期刊
BIOACTIVE MATERIALS
卷 20, 期 -, 页码 548-560出版社
KEAI PUBLISHING LTD
DOI: 10.1016/j.bioactmat.2022.05.037
关键词
Bacterial outer membrane vesicles; Bioengineering; Drug delivery; Macrophage; Pyroptosis; Tumor microenvironment
This study demonstrates the potential of using OMVs as antitumor therapeutics. By co-loading photosensitizer and chemotherapeutic drugs into OMVs and enhancing tumor-targeting ability through macrophage-mediated delivery, a combination of photodynamic therapy, chemotherapy, and immunotherapy can be achieved, effectively eradicating breast tumors and preventing tumor metastasis.
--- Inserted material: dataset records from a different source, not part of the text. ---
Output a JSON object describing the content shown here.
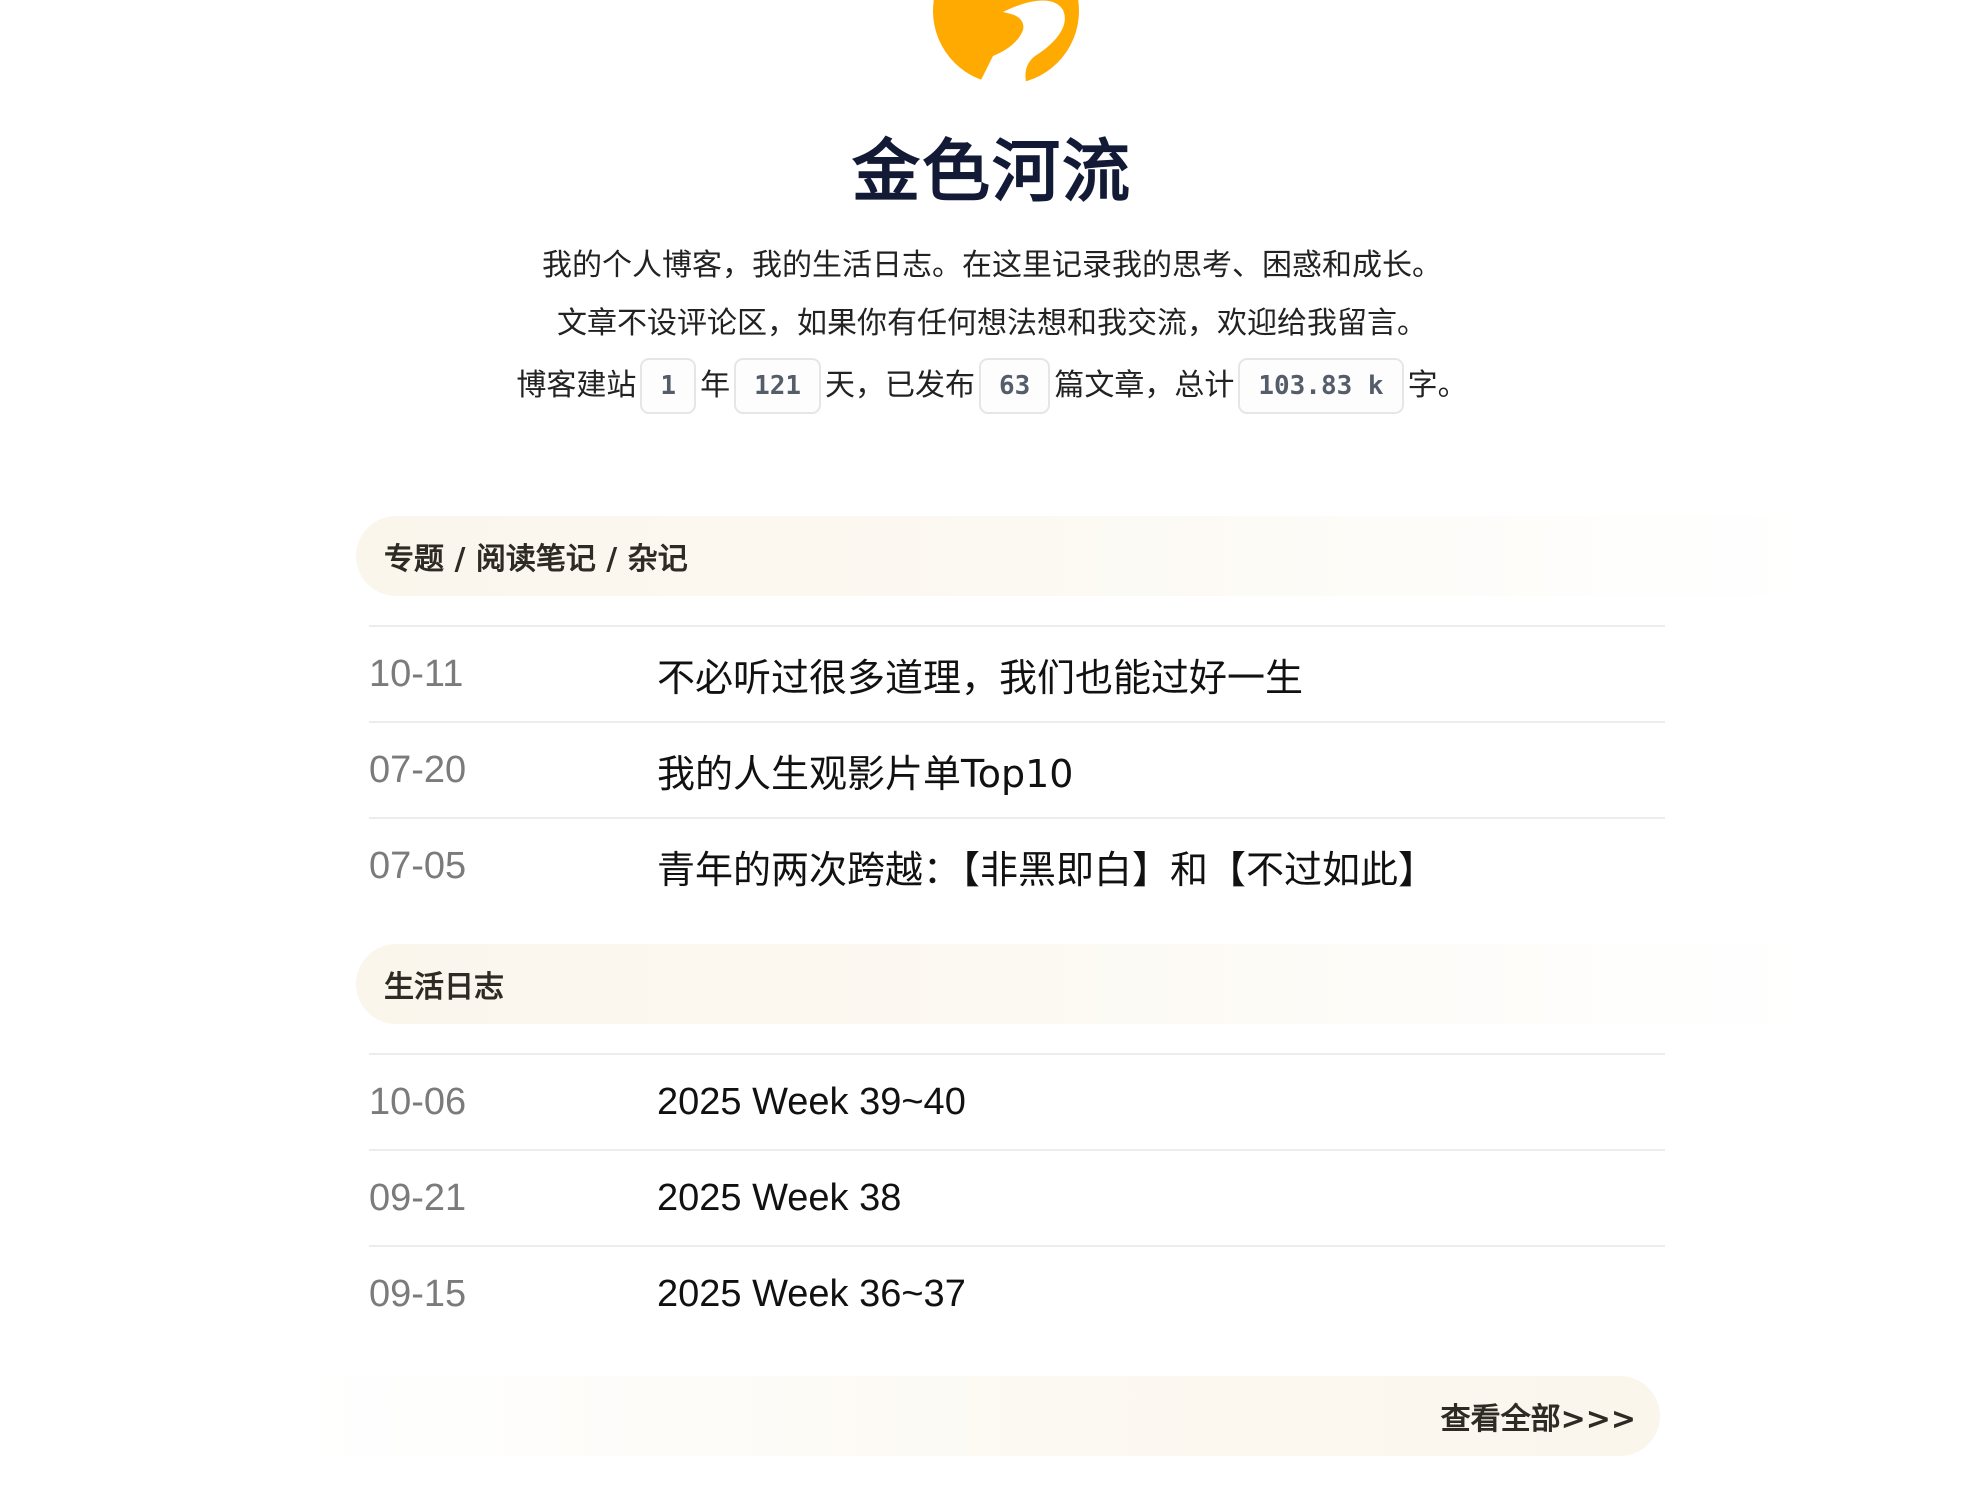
{
  "header": {
    "logo_icon": "golden-river-logo-icon",
    "logo_color": "#ffaa00",
    "site_title": "金色河流",
    "intro_line1": "我的个人博客，我的生活日志。在这里记录我的思考、困惑和成长。",
    "intro_line2": "文章不设评论区，如果你有任何想法想和我交流，欢迎给我留言。",
    "stats": {
      "prefix": "博客建站",
      "years": "1",
      "years_unit": "年",
      "days": "121",
      "days_unit": "天，已发布",
      "posts": "63",
      "posts_unit": "篇文章，总计",
      "words": "103.83 k",
      "words_unit": "字。"
    }
  },
  "sections": [
    {
      "title": "专题 / 阅读笔记 / 杂记",
      "posts": [
        {
          "date": "10-11",
          "title": "不必听过很多道理，我们也能过好一生"
        },
        {
          "date": "07-20",
          "title": "我的人生观影片单Top10"
        },
        {
          "date": "07-05",
          "title": "青年的两次跨越：【非黑即白】和【不过如此】"
        }
      ]
    },
    {
      "title": "生活日志",
      "posts": [
        {
          "date": "10-06",
          "title": "2025 Week 39~40"
        },
        {
          "date": "09-21",
          "title": "2025 Week 38"
        },
        {
          "date": "09-15",
          "title": "2025 Week 36~37"
        }
      ]
    }
  ],
  "view_all_label": "查看全部>>>",
  "colors": {
    "accent": "#ffaa00",
    "title": "#121a35",
    "date": "#7b7b7b",
    "section_bg": "#fbf6ec"
  }
}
Bacterial outer membrane vesicles (OMVs) are potent immuno-stimulating agents and have the potentials to be bioengineered as platforms for antitumor nanomedicine. In this study, OMVs are demonstrated as promising antitumor therapeutics. OMVs can lead to beneficial M2-to-M1 polarization of macrophages and induce pyroptosis to enhance antitumor immunity, but the therapeutic window of OMVs is narrow for its toxicity. We propose a bioengineering strategy to enhance the tumor-targeting ability of OMVs by macrophage-mediated delivery and improve the antitumor efficacy by co-loading of photosensitizer chlorin e6 (Ce6) and chemotherapeutic drug doxorubicin (DOX) into OMVs as a therapeutic platform. We demonstrate that systemic injection of the DOX/Ce6-OMVs@M therapeutic platform, providing combinational photodynamic/chemo-/immunotherapy, eradicates triple-negative breast tumors in mice without side effects. Importantly, this strategy also effectively prevents tumor metastasis to the lung. This OMVs-based strategy with bioengineering may serve as a powerful therapeutic platform for a synergic antitumor therapy.